Juno
Juno, en 2007, prend Ellen Page, Michael Cera, Jennifer Garner, Jason Bateman, Allison Janney et J.K. Simmons, puis transforme une grossesse adolescente en comédie indie à répliques obliques, baskets usées et faux naturel très bien écrit. Page y est formidable, évidemment, avec cette vitesse de parole qui donne l’impression que l’intelligence protège encore de tout ; Cera, lui, sert très bien la mollesse charmante d’époque. Jason Reitman, après Thank You for Smoking, filme le tout avec une ironie de bon élève du Sundance des années 2000. C’est vif, bien calibré, immédiatement aimable. Peut-être trop immédiatement.

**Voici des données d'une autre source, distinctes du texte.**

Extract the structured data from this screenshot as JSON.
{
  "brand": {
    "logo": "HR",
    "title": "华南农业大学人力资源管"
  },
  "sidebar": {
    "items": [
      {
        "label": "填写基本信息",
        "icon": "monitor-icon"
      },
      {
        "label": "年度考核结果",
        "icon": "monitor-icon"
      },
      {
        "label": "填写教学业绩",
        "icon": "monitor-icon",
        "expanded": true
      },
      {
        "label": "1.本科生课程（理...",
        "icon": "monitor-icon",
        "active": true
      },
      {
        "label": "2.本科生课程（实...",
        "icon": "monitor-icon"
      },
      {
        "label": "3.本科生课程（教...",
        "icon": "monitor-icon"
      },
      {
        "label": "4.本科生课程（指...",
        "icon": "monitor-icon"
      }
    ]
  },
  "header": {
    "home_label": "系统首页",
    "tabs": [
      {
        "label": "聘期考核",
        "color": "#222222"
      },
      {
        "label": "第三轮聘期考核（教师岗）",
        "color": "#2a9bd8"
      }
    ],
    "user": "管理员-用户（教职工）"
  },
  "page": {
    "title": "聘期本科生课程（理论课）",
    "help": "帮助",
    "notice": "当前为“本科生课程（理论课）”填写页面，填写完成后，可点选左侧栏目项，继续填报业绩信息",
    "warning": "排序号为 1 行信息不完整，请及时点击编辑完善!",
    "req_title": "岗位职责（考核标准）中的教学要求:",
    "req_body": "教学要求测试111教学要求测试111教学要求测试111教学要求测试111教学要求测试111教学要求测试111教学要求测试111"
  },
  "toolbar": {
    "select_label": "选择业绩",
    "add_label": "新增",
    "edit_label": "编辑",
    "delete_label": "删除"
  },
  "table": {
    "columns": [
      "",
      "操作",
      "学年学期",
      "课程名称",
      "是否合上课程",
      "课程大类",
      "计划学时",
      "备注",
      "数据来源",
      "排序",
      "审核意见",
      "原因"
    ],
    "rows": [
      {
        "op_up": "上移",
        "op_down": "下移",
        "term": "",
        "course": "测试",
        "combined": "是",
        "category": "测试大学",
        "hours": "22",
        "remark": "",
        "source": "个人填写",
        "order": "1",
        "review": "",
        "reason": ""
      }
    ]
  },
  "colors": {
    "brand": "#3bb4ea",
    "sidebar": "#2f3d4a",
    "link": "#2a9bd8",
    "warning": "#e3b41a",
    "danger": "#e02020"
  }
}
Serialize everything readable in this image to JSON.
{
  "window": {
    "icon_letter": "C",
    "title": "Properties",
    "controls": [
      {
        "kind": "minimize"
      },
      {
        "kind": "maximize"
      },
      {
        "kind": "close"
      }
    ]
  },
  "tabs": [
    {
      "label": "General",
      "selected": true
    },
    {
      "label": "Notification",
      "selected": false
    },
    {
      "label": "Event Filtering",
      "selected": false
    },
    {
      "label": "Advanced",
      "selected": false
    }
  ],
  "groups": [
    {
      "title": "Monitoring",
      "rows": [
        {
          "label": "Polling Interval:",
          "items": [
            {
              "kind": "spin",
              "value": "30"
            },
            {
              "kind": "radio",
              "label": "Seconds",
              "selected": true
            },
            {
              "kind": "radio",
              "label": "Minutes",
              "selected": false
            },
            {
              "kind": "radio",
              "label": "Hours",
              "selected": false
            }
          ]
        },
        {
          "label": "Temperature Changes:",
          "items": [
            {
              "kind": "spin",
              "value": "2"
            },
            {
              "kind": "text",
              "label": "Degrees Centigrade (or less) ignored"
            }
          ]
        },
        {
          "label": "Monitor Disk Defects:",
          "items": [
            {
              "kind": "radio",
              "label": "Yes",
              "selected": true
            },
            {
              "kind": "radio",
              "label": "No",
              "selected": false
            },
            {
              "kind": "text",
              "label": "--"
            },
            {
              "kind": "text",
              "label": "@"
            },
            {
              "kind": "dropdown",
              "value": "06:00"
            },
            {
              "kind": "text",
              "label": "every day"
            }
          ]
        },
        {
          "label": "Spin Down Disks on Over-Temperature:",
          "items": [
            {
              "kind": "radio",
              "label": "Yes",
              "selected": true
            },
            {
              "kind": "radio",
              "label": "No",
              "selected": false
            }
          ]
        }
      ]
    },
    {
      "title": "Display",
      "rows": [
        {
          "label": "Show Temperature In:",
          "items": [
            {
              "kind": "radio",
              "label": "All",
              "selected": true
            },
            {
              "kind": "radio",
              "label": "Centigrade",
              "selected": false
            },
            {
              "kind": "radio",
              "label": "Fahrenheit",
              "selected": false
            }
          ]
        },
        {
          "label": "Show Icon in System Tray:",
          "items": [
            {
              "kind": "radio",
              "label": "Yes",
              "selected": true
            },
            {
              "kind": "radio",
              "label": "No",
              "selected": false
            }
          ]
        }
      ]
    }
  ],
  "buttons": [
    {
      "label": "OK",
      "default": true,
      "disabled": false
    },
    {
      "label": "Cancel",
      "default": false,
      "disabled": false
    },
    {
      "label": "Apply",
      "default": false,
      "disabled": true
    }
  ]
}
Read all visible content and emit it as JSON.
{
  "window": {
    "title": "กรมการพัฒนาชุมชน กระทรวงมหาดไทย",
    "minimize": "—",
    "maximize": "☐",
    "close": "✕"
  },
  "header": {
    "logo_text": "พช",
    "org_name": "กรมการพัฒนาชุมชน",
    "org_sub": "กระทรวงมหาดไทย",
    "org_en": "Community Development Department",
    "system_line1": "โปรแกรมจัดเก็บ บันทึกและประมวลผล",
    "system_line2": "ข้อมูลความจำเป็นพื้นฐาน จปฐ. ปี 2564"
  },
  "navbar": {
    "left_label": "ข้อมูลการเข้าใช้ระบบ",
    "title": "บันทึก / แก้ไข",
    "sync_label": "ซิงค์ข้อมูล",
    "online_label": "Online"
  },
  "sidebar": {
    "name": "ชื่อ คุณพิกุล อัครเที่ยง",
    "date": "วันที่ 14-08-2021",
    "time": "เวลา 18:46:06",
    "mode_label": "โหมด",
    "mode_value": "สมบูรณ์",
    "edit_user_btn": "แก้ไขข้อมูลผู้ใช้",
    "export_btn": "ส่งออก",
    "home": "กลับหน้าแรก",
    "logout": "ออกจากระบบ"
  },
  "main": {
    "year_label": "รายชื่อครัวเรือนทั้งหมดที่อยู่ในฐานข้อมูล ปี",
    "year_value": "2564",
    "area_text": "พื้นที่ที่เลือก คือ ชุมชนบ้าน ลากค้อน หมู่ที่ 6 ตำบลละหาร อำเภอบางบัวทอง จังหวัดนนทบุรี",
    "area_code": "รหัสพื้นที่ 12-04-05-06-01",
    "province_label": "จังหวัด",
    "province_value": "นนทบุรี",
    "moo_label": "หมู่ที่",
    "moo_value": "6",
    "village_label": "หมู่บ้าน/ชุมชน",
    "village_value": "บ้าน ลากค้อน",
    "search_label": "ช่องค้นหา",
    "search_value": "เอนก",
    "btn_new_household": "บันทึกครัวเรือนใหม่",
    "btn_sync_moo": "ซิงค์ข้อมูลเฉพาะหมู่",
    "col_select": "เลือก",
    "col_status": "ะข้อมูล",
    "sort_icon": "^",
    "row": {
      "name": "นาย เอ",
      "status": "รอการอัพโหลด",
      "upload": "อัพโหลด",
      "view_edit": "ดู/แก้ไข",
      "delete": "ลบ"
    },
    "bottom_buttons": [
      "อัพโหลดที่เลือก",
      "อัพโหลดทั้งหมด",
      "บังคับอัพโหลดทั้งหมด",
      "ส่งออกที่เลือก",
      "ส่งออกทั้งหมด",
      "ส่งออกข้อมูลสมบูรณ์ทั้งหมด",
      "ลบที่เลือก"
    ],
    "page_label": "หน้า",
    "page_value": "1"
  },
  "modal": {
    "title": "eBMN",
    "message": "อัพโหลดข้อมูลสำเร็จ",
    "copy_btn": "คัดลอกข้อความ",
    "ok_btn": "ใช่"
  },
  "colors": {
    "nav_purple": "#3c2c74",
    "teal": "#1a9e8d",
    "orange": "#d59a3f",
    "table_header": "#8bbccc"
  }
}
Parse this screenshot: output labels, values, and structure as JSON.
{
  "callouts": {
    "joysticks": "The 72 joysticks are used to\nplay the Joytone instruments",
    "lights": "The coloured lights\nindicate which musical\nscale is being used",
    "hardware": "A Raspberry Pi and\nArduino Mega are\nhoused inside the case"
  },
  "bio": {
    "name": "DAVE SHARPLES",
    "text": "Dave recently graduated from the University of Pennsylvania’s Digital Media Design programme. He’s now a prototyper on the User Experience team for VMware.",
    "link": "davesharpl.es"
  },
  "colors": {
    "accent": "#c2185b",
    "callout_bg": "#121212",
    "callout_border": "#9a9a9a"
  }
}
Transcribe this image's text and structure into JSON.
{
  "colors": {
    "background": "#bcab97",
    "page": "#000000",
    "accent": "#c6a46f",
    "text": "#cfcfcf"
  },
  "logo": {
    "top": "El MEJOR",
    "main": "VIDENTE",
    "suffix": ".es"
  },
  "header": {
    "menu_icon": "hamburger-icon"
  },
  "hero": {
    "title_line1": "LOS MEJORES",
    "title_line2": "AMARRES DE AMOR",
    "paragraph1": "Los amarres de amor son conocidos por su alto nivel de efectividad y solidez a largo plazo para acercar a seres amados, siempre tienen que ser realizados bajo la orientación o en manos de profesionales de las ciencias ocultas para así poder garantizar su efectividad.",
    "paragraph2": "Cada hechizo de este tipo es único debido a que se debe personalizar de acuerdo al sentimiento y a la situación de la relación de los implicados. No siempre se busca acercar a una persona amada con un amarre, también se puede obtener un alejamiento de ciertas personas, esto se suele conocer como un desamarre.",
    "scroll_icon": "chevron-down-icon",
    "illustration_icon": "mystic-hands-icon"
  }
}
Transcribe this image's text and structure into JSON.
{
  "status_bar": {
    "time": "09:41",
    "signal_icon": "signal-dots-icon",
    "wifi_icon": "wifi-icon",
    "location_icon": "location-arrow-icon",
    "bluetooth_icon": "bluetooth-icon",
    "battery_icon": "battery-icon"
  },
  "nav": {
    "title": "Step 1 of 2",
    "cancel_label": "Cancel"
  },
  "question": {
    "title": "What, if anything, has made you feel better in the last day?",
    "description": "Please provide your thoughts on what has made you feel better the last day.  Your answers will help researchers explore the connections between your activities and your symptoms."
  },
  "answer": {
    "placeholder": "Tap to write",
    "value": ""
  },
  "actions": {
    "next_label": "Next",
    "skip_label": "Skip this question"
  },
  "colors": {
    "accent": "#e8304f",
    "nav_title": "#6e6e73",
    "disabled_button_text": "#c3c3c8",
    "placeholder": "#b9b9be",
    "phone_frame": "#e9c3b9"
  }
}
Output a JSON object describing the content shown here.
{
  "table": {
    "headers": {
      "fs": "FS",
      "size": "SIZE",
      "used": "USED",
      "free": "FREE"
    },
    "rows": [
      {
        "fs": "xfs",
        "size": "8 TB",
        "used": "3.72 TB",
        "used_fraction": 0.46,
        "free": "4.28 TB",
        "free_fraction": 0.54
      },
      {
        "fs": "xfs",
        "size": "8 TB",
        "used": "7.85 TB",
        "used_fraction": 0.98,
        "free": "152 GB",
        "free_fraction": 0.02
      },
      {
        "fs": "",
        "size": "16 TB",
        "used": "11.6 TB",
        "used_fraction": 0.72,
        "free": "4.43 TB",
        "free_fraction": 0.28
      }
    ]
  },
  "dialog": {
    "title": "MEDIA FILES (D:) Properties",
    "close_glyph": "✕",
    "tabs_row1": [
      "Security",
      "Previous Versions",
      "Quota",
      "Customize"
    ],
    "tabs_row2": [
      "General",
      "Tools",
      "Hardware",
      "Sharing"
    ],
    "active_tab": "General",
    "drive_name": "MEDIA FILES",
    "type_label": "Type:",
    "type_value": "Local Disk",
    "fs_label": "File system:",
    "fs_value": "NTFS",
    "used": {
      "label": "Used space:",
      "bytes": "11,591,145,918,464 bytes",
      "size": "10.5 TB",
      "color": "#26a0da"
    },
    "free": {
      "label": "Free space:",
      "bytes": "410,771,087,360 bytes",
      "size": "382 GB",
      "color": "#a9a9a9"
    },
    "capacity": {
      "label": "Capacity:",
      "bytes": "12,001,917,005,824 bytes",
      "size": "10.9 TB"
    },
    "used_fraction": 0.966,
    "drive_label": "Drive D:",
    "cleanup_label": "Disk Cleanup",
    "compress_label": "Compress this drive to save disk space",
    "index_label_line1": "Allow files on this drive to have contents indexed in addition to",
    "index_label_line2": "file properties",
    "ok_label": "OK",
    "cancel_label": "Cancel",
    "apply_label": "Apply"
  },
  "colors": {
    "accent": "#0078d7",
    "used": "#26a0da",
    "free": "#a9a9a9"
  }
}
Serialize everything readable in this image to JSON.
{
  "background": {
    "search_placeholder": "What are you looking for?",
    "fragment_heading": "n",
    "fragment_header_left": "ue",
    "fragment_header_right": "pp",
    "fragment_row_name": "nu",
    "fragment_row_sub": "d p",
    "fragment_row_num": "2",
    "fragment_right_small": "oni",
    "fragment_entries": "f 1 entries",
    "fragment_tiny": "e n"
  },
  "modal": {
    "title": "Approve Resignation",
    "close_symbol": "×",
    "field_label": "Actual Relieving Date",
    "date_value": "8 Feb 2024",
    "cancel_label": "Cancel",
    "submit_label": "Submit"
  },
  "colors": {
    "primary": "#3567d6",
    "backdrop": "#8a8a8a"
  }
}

2007 est aussi l’année où les débats sur la jeunesse, la responsabilité, la culture de la confession et la circulation des identités sur les réseaux commencent à prendre une tonalité beaucoup plus visible. Juno appartient à ce moment : être enceinte devient aussi affaire de langage, de posture, de persona, de façon de raconter sa propre histoire avant que les autres ne s’en chargent. Le film comprend cela très bien. Il l’enrobe aussi dans un vernis d’excentricité si agréable qu’il finit par lisser une partie de la gêne sociale qu’il prétend traverser.
On aime Juno pour son ton. C’est bien là ce qui finit par irriter légèrement : tout y repose sur une musique de singularité extrêmement séduisante. Même la panique, même la douleur, même l’adoption y deviennent des éléments dans un dispositif de cool fragile. On admire l’écriture de Diablo Cody, on sourit, on se laisse faire. On sent aussi que le film transforme une situation réellement chaotique en vitrine quasi parfaite de l’esprit malin.
🎬 Le saviez-vous ?
un hamburger-phone d’accessoire aurait été rangé sous cloche après avoir “tenté d’imposer sa propre jurisprudence pop sur la maternité improvisée”.